Which will probably mean I won't finish, but maybe?


let this be a lesson to me

Sans serif continues...

goddamnit.  Also, inadvertent shoe selfie!

So would it be weird to have a hem at the bottom of a sweater with  ribbed button bands? 

It would, right?  Crap, I need to rip back the last inch and half of the sans serif body and start the damn ribbing, don't I?

Until I busted out the measuring tape the other night, I thought I was way behind on the sans serif if I expected to be done by Rhinebeck.  I'd done the sleeve caps (that's a whole separate post that will be forthcoming) and then put the sleeves on hold to finish up the body, since I knew that would be my time suck of a challenge.  As much as I love stockinette, I get bored of the purl rows--if it were in the round and it was just lovely lovely knit for ages, I'd be happy as a clam.  But switching to purl? UGH whine!

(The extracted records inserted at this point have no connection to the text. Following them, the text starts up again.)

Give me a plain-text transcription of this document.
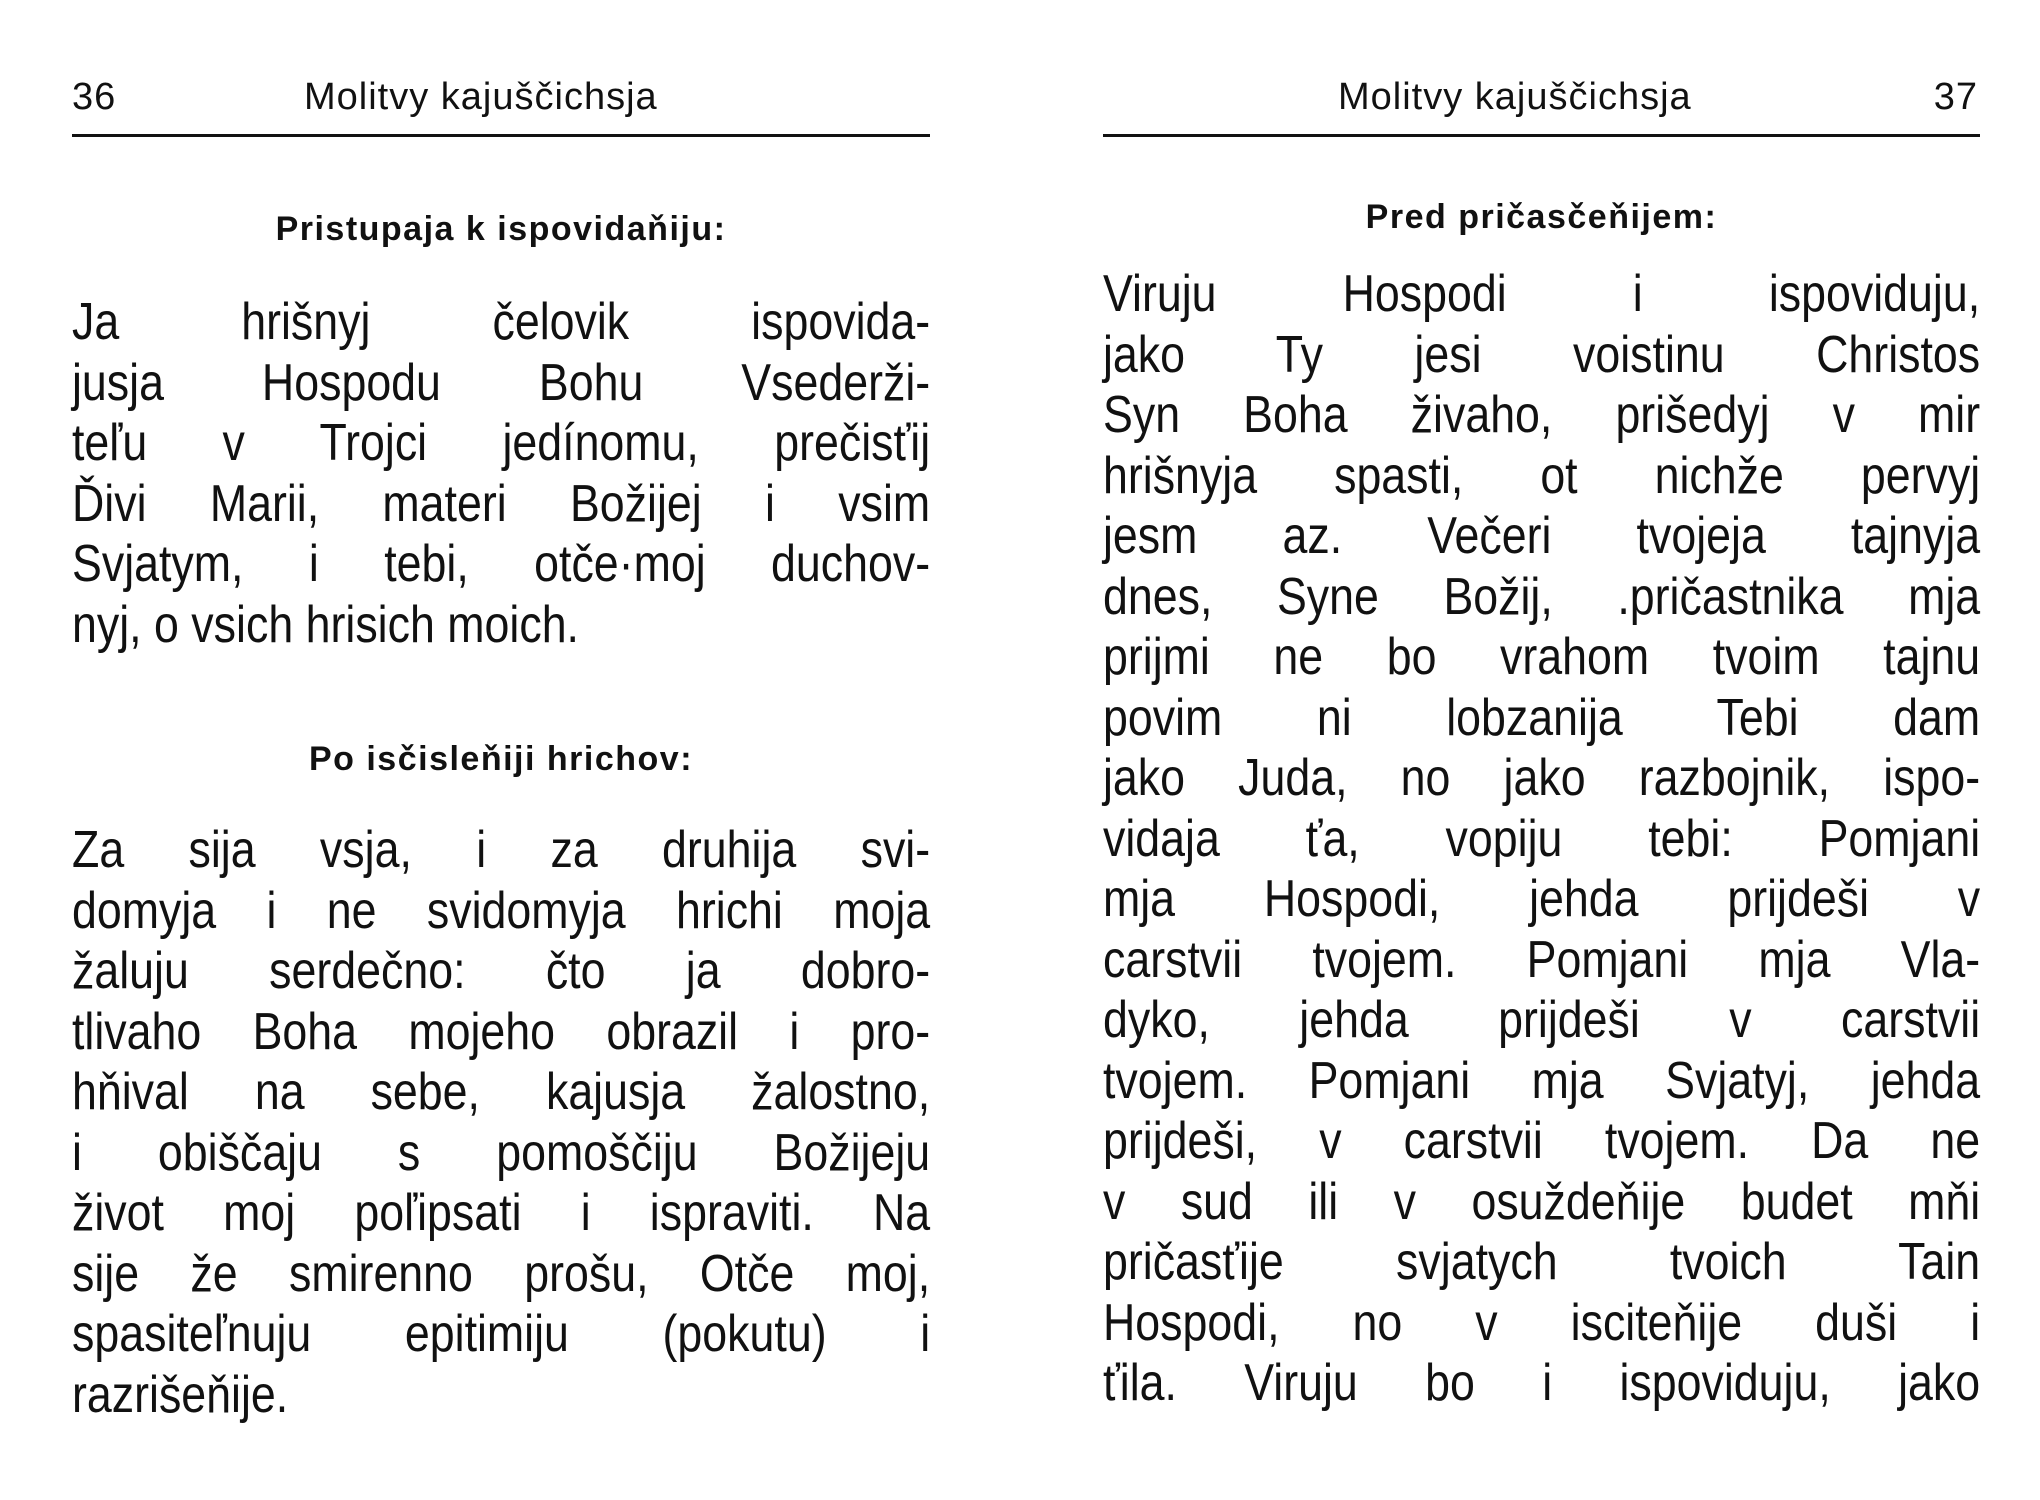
36	Molitvy kajuščichsja
Pristupaja k ispovidaňiju:
Ja hrišnyj čelovik ispovida-
jusja Hospodu Bohu Vsederži-
teľu v Trojci jedínomu, prečisťij
Ďivi Marii, materi Božijej i vsim
Svjatym, i tebi, otče·moj duchov-
nyj, o vsich hrisich moich.
Po isčisleňiji hrichov:
Za sija vsja, i za druhija svi-
domyja i ne svidomyja hrichi moja
žaluju serdečno: čto ja dobro-
tlivaho Boha mojeho obrazil i pro-
hňival na sebe, kajusja žalostno,
i obiščaju s pomoščiju Božijeju
život moj poľipsati i ispraviti. Na
sije že smirenno prošu, Otče moj,
spasiteľnuju epitimiju (pokutu) i
razrišeňije.
Molitvy kajuščichsja	37
Pred pričasčeňijem:
Viruju Hospodi i ispoviduju,
jako Ty jesi voistinu Christos
Syn Boha živaho, prišedyj v mir
hrišnyja spasti, ot nichže pervyj
jesm az. Večeri tvojeja tajnyja
dnes, Syne Božij, .pričastnika mja
prijmi ne bo vrahom tvoim tajnu
povim ni lobzanija Tebi dam
jako Juda, no jako razbojnik, ispo-
vidaja ťa, vopiju tebi: Pomjani
mja Hospodi, jehda prijdeši v
carstvii tvojem. Pomjani mja Vla-
dyko, jehda prijdeši v carstvii
tvojem. Pomjani mja Svjatyj, jehda
prijdeši, v carstvii tvojem. Da ne
v sud ili v osuždeňije budet mňi
pričasťije svjatych tvoich Tain
Hospodi, no v isciteňije duši i
ťila. Viruju bo i ispoviduju, jako
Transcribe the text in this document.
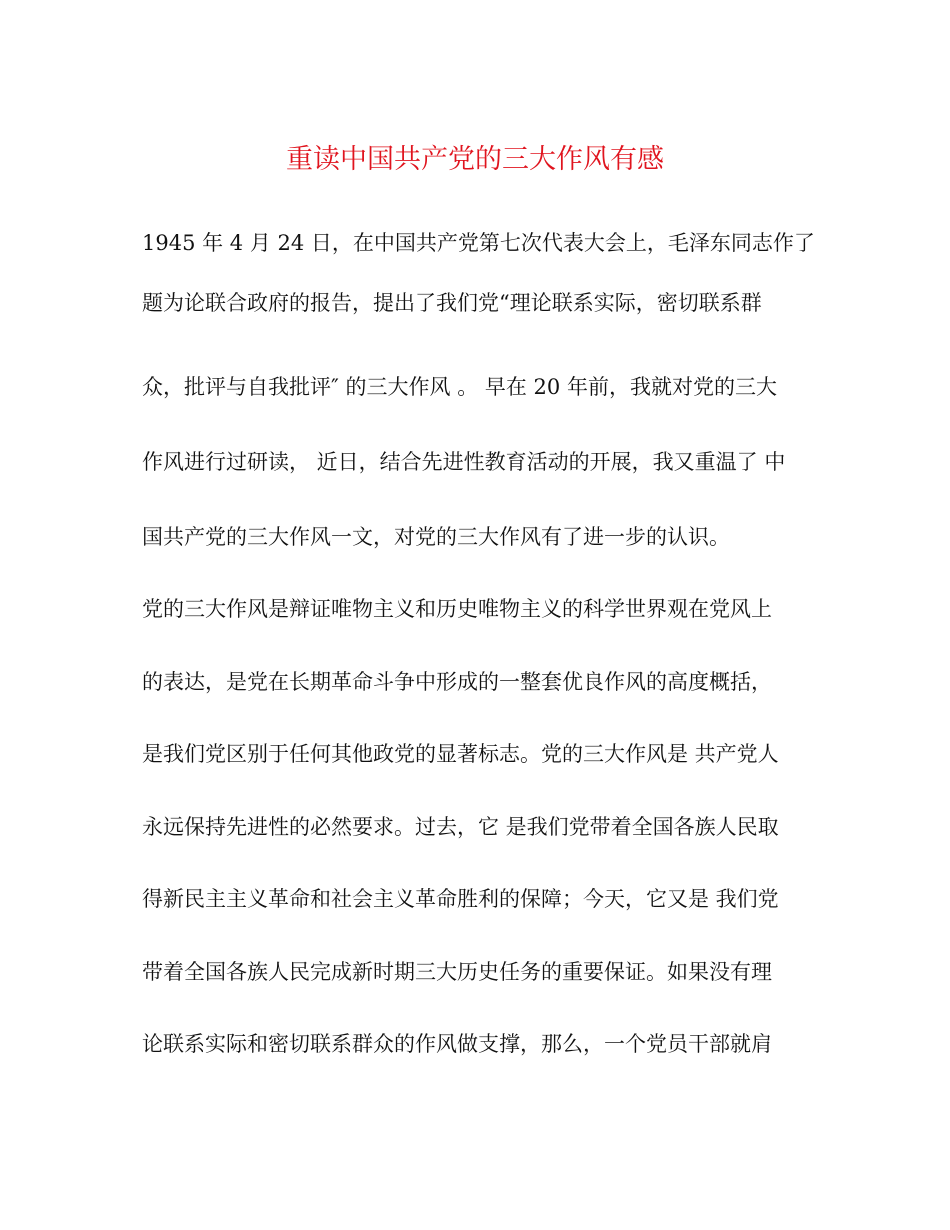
重读中国共产党的三大作风有感
1945 年 4 月 24 日，在中国共产党第七次代表大会上，毛泽东同志作了
题为论联合政府的报告，提出了我们党“理论联系实际，密切联系群
众，批评与自我批评″ 的三大作风 。 早在 20 年前，我就对党的三大
作风进行过研读， 近日，结合先进性教育活动的开展，我又重温了 中
国共产党的三大作风一文，对党的三大作风有了进一步的认识。
党的三大作风是辩证唯物主义和历史唯物主义的科学世界观在党风上
的表达，是党在长期革命斗争中形成的一整套优良作风的高度概括，
是我们党区别于任何其他政党的显著标志。党的三大作风是 共产党人
永远保持先进性的必然要求。过去，它 是我们党带着全国各族人民取
得新民主主义革命和社会主义革命胜利的保障；今天，它又是 我们党
带着全国各族人民完成新时期三大历史任务的重要保证。如果没有理
论联系实际和密切联系群众的作风做支撑，那么，一个党员干部就肩
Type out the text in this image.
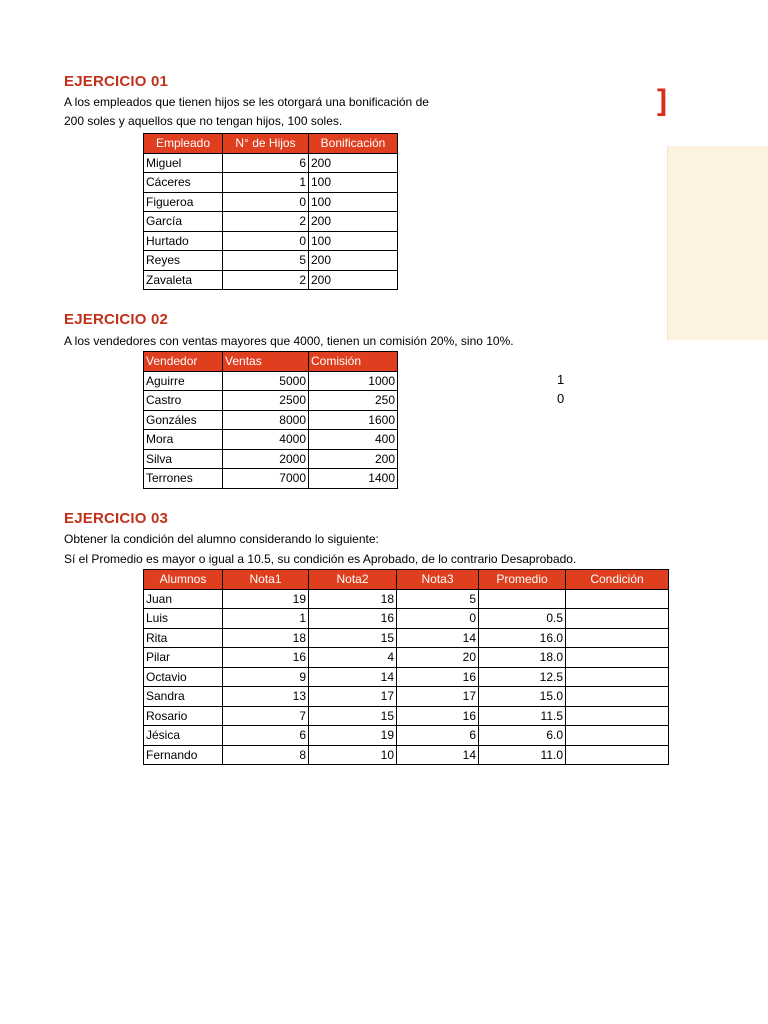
]
EJERCICIO 01
A los empleados que tienen hijos se les otorgará una bonificación de
200 soles y aquellos que no tengan hijos, 100 soles.
Empleado	N° de Hijos	Bonificación
Miguel	6	200
Cáceres	1	100
Figueroa	0	100
García	2	200
Hurtado	0	100
Reyes	5	200
Zavaleta	2	200
EJERCICIO 02
A los vendedores con ventas mayores que 4000, tienen un comisión 20%, sino 10%.
Vendedor	Ventas	Comisión
Aguirre	5000	1000
Castro	2500	250
Gonzáles	8000	1600
Mora	4000	400
Silva	2000	200
Terrones	7000	1400
1
0
EJERCICIO 03
Obtener la condición del alumno considerando lo siguiente:
Sí el Promedio es mayor o igual a 10.5, su condición es Aprobado, de lo contrario Desaprobado.
Alumnos	Nota1	Nota2	Nota3	Promedio	Condición
Juan	19	18	5		
Luis	1	16	0	0.5	
Rita	18	15	14	16.0	
Pilar	16	4	20	18.0	
Octavio	9	14	16	12.5	
Sandra	13	17	17	15.0	
Rosario	7	15	16	11.5	
Jésica	6	19	6	6.0	
Fernando	8	10	14	11.0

So I powered through, but forgot to check the measurments on the sweater I'm attempting to replace--it's slightly cropped. Which means an underarm to hem length of 13"--FINISHED.  

Guess where I'm at with the sweater?  That's right. 13", with no finished edge.

If I were doing a hem, I'd just do a purl row, switch to smaller needles and knit the hem facing and be done with it.  But that's going to be weird with a ribbed band.  

Goddamnit. Ripping back. UGH. 

(note to future self: 3/4 sleeves! 11"! Don't forget!!)